Царица печали (Кучок) - страница 87

Я просил хотя бы горсточку, хотя бы парочку, чтобы из них выклюнулось то, что нужно.

В ответ на мою просьбу она склонила голову и дала расплести косы. И тогда я увидел: ее волосы длинные черные, ее черные длинные волосы, ее черные волосы длинные, без резинок, заколок, погнутых шпилек, догола раздетые волосы, распустились ее волосы надо мною и заслонили мне свет, как лопух закрывал божий свет, когда мы ходили «на ручей» за этими округлыми камешками (голыши, гальки, никак не запомню) для фундамента.
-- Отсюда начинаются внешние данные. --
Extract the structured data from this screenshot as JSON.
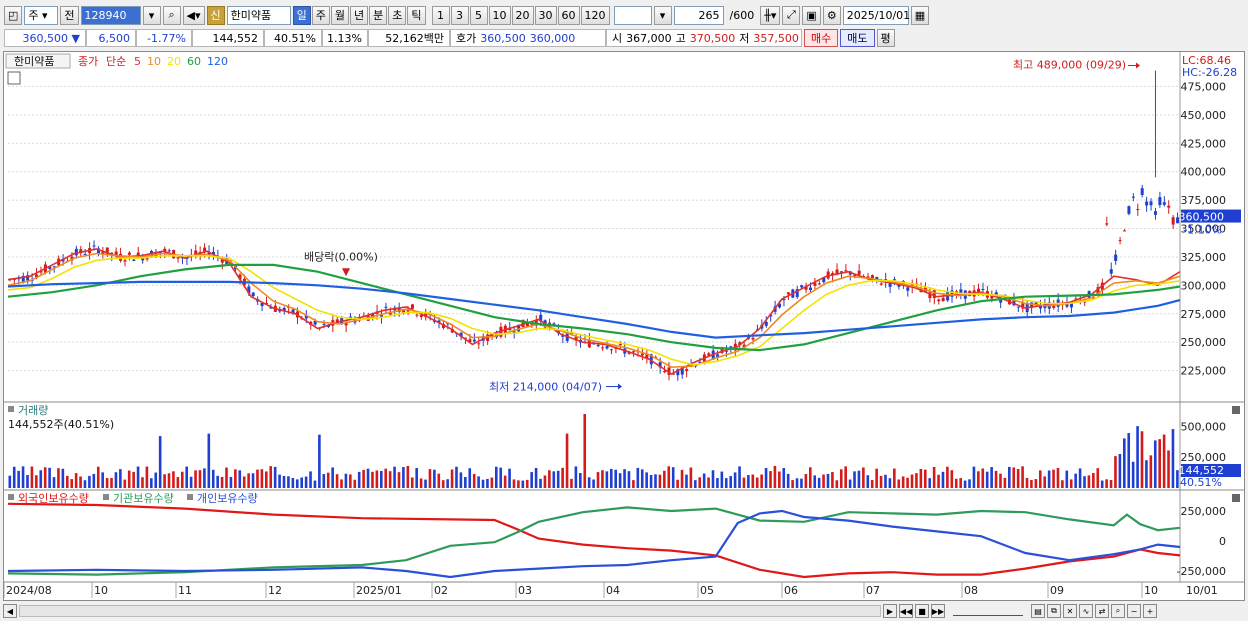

И положил я эти волосы бережно на пальцы, чтобы не рассыпались, не расплескались, не просочились в землю, и пил с этих волос умиротворяющую темень, втирал, вплетал, вглаживал в свои мещанские кудряшки гадкого блондинчика, в свою омерзительную чистоту, в свою запятнанность приятным запашком материнской заботы, шампуней, безукоризненных банных манер, в свою гнусную городскую причесочку. Я обвил себя ее волосами, как чалмой. Это был новый уровень доверительности, ибо, хоть до этого поверяли мы губам и рукам тайны своей кожи, я впервые ощутил себя так щедро одаренным. Я чувствовал, как ее вши мигрируют в мою блондинистую провинцию, как они целыми семьями поселяются на моем черепе, как они устраивают себе ложе на моей коже, лепят своды из моих лохм и выгрызают под сводами даты. Обустраиваются, копошась, хозяйничают, растекаясь зудом, плотно заполняют пустоты моих кудряшек, старательно возделывают целину, обозначая перхотью пограничные межи, упиваются кровью в честь terra deflorata моей башки.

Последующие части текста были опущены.